Read a partial transcript from firefighter Adrienne Walsh, who responded to the World Trade Center when he was off duty on the morning of 9/11. He responded with the second wave of firefighters to leave FDNY Ladder Company 20 and recalls the fall of the North Tower:
“When you got to City Hall…it’s almost as if it was a curtain…The sky disappeared. There was air and bright light on this side, and there was just gray dust you could barely see on this side…We parked right across from the plaza. And I remember getting out, I had no mask, because our rig was already down there, our guys were already down there. So I went to the back of the rig to try to see if there was another mask, another air-pak for me.

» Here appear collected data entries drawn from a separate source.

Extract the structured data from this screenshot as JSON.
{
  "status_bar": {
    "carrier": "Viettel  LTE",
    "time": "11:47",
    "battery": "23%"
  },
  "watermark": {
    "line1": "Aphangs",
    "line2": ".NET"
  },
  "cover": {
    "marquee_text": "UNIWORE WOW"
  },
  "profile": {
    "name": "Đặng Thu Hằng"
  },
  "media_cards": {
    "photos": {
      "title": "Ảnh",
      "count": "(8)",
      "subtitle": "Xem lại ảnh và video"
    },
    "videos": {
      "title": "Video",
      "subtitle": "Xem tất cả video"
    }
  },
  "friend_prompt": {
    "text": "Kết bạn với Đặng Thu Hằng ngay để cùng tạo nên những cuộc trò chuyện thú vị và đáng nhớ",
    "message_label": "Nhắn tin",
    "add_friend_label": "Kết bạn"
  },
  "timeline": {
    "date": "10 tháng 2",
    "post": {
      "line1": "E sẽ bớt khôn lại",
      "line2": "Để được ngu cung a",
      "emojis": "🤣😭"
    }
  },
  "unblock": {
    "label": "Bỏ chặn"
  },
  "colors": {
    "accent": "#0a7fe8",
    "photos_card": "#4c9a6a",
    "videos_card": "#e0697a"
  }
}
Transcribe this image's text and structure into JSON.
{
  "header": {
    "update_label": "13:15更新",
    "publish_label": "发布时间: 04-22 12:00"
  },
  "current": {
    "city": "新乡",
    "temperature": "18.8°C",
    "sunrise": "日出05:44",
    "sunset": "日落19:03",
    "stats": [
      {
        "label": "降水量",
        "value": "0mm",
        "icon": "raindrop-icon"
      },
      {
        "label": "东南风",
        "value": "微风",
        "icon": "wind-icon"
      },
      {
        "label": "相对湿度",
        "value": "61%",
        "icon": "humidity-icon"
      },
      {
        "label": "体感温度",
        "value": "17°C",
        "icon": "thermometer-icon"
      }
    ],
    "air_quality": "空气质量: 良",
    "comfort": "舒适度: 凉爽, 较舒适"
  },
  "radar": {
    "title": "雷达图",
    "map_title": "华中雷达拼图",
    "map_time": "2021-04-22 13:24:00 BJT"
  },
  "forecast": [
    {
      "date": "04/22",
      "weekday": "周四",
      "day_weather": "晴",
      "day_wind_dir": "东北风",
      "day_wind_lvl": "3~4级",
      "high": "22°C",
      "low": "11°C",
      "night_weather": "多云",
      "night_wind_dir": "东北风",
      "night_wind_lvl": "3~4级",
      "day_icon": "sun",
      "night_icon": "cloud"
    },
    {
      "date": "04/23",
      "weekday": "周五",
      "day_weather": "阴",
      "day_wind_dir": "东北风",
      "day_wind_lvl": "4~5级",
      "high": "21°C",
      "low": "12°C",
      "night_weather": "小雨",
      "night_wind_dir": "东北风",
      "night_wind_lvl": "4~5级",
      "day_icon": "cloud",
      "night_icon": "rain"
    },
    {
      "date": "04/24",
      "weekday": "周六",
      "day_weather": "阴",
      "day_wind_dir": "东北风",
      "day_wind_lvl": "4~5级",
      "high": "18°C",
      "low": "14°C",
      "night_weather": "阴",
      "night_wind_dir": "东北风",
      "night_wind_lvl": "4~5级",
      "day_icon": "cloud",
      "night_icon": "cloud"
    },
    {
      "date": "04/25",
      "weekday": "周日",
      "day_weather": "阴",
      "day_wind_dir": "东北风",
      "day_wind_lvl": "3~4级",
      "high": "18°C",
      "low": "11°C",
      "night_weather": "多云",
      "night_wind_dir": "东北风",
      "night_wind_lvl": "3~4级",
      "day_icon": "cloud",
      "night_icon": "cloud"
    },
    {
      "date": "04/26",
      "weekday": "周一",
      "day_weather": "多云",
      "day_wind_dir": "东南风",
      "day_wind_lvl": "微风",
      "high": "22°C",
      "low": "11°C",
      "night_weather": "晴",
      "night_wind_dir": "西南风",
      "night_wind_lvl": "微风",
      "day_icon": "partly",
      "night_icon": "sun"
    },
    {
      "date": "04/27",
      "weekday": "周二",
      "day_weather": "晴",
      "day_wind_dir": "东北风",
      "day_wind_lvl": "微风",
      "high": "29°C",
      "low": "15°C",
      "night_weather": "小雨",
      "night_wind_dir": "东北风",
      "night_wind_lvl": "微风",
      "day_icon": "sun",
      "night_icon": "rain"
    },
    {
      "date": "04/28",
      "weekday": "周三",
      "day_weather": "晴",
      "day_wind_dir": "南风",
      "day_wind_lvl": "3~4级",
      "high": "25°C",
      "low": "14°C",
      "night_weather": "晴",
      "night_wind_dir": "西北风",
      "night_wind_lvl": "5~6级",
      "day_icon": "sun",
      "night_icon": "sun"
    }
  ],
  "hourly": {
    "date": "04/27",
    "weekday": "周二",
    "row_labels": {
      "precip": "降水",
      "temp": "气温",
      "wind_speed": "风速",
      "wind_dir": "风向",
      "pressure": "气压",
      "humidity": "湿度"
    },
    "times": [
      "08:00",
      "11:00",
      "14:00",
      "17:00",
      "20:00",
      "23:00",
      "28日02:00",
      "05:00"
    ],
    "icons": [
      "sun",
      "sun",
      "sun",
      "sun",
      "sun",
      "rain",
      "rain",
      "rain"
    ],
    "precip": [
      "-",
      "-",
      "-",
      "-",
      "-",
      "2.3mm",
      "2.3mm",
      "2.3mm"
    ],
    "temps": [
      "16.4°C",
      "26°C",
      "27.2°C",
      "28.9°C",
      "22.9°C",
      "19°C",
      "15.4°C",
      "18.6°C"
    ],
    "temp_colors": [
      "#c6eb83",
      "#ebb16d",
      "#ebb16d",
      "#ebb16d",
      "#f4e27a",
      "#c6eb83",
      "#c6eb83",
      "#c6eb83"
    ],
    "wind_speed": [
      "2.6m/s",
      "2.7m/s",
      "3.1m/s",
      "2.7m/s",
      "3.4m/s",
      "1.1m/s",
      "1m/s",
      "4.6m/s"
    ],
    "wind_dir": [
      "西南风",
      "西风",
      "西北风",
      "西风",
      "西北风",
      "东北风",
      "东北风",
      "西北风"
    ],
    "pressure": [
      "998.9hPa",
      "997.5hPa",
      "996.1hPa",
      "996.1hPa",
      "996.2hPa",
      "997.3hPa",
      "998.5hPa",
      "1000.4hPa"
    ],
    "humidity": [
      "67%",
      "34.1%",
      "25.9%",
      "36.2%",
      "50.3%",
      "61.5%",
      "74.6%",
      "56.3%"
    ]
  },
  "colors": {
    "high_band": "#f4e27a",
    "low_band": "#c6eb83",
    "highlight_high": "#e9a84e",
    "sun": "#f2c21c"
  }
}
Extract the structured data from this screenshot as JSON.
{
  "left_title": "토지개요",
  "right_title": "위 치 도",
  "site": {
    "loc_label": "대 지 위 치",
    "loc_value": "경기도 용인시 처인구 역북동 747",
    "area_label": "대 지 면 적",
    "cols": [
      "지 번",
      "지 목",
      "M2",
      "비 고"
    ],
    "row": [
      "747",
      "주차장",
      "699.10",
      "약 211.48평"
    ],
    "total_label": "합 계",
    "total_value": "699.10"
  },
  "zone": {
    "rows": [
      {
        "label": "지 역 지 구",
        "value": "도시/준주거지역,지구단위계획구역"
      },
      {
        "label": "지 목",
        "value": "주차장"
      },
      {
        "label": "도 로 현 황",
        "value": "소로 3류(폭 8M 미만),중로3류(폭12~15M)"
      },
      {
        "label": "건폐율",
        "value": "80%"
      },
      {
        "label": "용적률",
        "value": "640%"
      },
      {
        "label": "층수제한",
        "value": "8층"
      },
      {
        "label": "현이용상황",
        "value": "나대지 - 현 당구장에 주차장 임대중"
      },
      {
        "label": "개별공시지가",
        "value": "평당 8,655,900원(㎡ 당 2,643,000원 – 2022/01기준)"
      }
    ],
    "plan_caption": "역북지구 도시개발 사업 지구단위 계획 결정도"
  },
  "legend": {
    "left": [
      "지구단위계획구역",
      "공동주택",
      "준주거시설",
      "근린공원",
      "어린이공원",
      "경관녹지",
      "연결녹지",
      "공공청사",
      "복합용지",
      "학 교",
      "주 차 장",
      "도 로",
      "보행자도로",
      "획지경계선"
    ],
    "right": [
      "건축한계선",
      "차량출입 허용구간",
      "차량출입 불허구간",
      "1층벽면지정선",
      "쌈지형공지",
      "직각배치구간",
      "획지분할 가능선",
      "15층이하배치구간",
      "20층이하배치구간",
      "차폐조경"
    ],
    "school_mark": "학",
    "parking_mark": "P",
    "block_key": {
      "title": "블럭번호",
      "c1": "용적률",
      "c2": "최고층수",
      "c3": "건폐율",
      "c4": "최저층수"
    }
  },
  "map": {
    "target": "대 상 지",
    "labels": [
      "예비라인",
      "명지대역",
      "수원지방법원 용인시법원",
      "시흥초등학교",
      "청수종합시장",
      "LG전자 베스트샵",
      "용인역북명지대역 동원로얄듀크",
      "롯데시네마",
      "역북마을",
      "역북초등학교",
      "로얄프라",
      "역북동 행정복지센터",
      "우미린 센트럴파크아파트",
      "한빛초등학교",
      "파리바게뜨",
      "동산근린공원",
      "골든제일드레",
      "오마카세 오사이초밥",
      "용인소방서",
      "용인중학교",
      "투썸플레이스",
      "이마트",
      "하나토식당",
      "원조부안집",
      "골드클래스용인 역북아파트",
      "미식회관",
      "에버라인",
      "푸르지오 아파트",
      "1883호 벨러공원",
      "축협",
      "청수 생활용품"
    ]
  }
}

And I remember going around to the rig, around the backside of the rig, and as I got to the backside of the rig, I looked up…
“I saw what I can only describe as almost like a tornado hurtling at me. Just this cloud of dust that had to be over 100 feet in the air, and it was literally circling, and it was just bearing down. I mean, I’d never seen anything like that and anything move as fast as that, and I turned around and I yelled, ‘Run, run Cap, run!’ ’Cause the captain was behind me. And he looked up—we all took off down the block, and I thought—I honestly thought in the midst of all that, ‘If this is going to come down and it’s going to fall all at once as a building—if I beat the cloud, I’ll beat the building.’ And I said to myself as I turned and started to run, ‘I’m not gonna beat this cloud. It’s just moving too fast.
“I remember making it through the cloud…I remember drawing a line in the middle of my brain and putting those that I thought were dead on one side and those that I thought had a chance on the other.”